Archives par mot-clé : François Mitterrand

L’AMI QUI PREND PARFOIS TROP SES AISES

J’ai déjà eu l’occasion de mentionner la nouvelle d’Edgar Poe intitulée L’ange du bizarre, où il est question d’un maladroit dans l’art de la sarbacane qui se transperce accidentellement la trachée en aspirant au lieu de souffler.

L’admirable poète, doublé de l’inventeur du roman policier, attire notre attention sur le fait que le bizarre se distingue de la simple anomalie par la complexité invisible qui le sous-tend. L’anomalie n’est parfois rien d’autre en effet qu’une incompatibilité très localisée entre deux logiques globales, alors que le bizarre a lui nécessairement toute une histoire, d’une grande densité psychologique le plus souvent.

Pensons par exemple à la remontrance de M. Christian Noyer lundi, à l’égard de la City, accusée de monopoliser le business financier de l’euro, alors que l’euro, on le sait bien, en fait, non seulement la City s’en fiche, mais elle s’assied dessus.

Anomalie ? Non, certainement pas : bizarrerie caractérisée ! Mais quelle peut bien être l’histoire complexe qui se cache là-dessous ?

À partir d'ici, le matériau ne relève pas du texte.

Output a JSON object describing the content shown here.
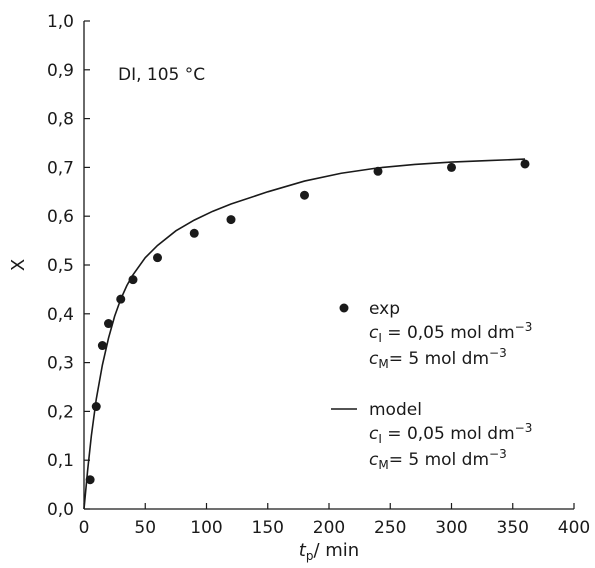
{
  "chart_data": {
    "type": "scatter",
    "title": "",
    "annotation": "DI, 105 °C",
    "xlabel": {
      "main": "t",
      "sub": "p",
      "unit": "/ min"
    },
    "ylabel": "X",
    "xlim": [
      0,
      400
    ],
    "ylim": [
      0.0,
      1.0
    ],
    "x_ticks": [
      0,
      50,
      100,
      150,
      200,
      250,
      300,
      350,
      400
    ],
    "x_tick_labels": [
      "0",
      "50",
      "100",
      "150",
      "200",
      "250",
      "300",
      "350",
      "400"
    ],
    "y_ticks": [
      0.0,
      0.1,
      0.2,
      0.3,
      0.4,
      0.5,
      0.6,
      0.7,
      0.8,
      0.9,
      1.0
    ],
    "y_tick_labels": [
      "0,0",
      "0,1",
      "0,2",
      "0,3",
      "0,4",
      "0,5",
      "0,6",
      "0,7",
      "0,8",
      "0,9",
      "1,0"
    ],
    "grid": false,
    "series": [
      {
        "name": "exp",
        "kind": "points",
        "color": "#1a1a1a",
        "x": [
          5,
          10,
          15,
          20,
          30,
          40,
          60,
          90,
          120,
          180,
          240,
          300,
          360
        ],
        "y": [
          0.06,
          0.21,
          0.335,
          0.38,
          0.43,
          0.47,
          0.515,
          0.565,
          0.593,
          0.643,
          0.692,
          0.7,
          0.707
        ]
      },
      {
        "name": "model",
        "kind": "line",
        "color": "#1a1a1a",
        "x": [
          0,
          3,
          6,
          10,
          15,
          20,
          25,
          30,
          35,
          40,
          50,
          60,
          75,
          90,
          105,
          120,
          150,
          180,
          210,
          240,
          270,
          300,
          330,
          360
        ],
        "y": [
          0.0,
          0.08,
          0.15,
          0.225,
          0.295,
          0.35,
          0.395,
          0.43,
          0.458,
          0.48,
          0.515,
          0.54,
          0.57,
          0.592,
          0.61,
          0.625,
          0.65,
          0.672,
          0.688,
          0.699,
          0.706,
          0.711,
          0.714,
          0.717
        ]
      }
    ],
    "legend": {
      "placement": "bottom-right",
      "entries": [
        {
          "label": "exp",
          "marker": "circle",
          "lines": [
            {
              "sym": "c",
              "sub": "I",
              "text": " = 0,05 mol dm",
              "sup": "−3"
            },
            {
              "sym": "c",
              "sub": "M",
              "text": "= 5 mol dm",
              "sup": "−3"
            }
          ]
        },
        {
          "label": "model",
          "marker": "line",
          "lines": [
            {
              "sym": "c",
              "sub": "I",
              "text": " = 0,05 mol dm",
              "sup": "−3"
            },
            {
              "sym": "c",
              "sub": "M",
              "text": "= 5 mol dm",
              "sup": "−3"
            }
          ]
        }
      ]
    }
  }
}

Y a-t-il un rapport par exemple entre cette sortie et le fait que le prochain gouverneur de la banque d’Angleterre : M. Mark Carney, sera une fois de plus un ancien de Goldman Sachs ?

Il est vrai qu’après M. Mario Monti à la tête du gouvernement italien, M. Lucas Papademos, récemment premier ministre grec, et M. Mario Draghi à la tête de la Banque Centrale Européenne, on frise la saturation en matière d’anciens d’une banque qui s’est trouvée sous le feu des projecteurs ces années récentes pour une série de malversations.

Mais si l’on ne s’est pas formalisé à l’époque de la nomination de M. Draghi à la tête de la BCE, pourquoi s’offusquer de celle de M. Carney à la tête de la Banque d’Angleterre ?

Parce que trop, ce serait c’est trop ?

Il y a à mon sens quelque chose de cet ordre-là, non pas que Goldman Sachs finisse par taper sur le système de tout le monde mais parce qu’il devient de plus en plus difficile de distinguer ce que fait Goldman Sachs et ce qu’aimerait faire la Federal Reserve Bank of the United States of America si elle était une banque comme les autres.

Mentionnons pour mémoire, parce que trop voyantes, les portes tournantes entre le personnel de Goldman Sachs et celui de l’administration et du gouvernement américains, attachons davantage d’importance à l’impunité systématique dont bénéficient la banque et ses dirigeants : affaire des CDO synthétiques trafiqués en 2008, débouchant sur un non-lieu au plan pénal, malgré l’épaisseur du dossier, affaire du swap de change trafiqué qui permit à la Grèce en 2002 de manipuler son bilan et d’entrer dans la zone euro, non-lieu également aux yeux de M. Ben Bernanke, épisode rocambolesque de l’affaire Sergueï Aleynikov, ce programmeur de la GS inculpé un jour de fête nationale, auteur d’un logiciel qui « en de mauvaises mains permettrait de manipuler les marchés boursiers… malhonnêtement », etc.

On évoque souvent une banque devenue à ce point puissante qu’elle ferait la pluie et le beau temps au sein du gouvernement américain mais il me semble qu’il s’agit plutôt de l’histoire de quelqu’un qui s’est fait prendre la main dans le sac et qui, en échange de la liberté de ses mouvements, rend de menus services à ceux qui possèdent à son sujet un lourd dossier qui pourrait être rouvert, si nécessaire, à tout instant.

À mon sens, l’emportement de M. Noyer se situe au sein d’une tradition française où l’on trouve avant lui les noms de Pierre Mendès France, Charles de Gaulle, François Mitterrand : une tradition où l’Amérique commence parfois à vous courir sérieusement sur le haricot.

On a eu du mal jusqu’ici à comprendre ce qui distingue la politique de M. Hollande de celle qu’aurait menée M. Sarkozy dans un deuxième mandat, mais l’emportement lundi de M. Noyer signale peut-être précisément une différence. L’incident signifie-t-il aussi que la nomination de M. Draghi à la tête de la Banque centrale européenne ne serait pas passée comme une lettre à la poste sous M. Hollande ? On est au moins en droit de se poser la question.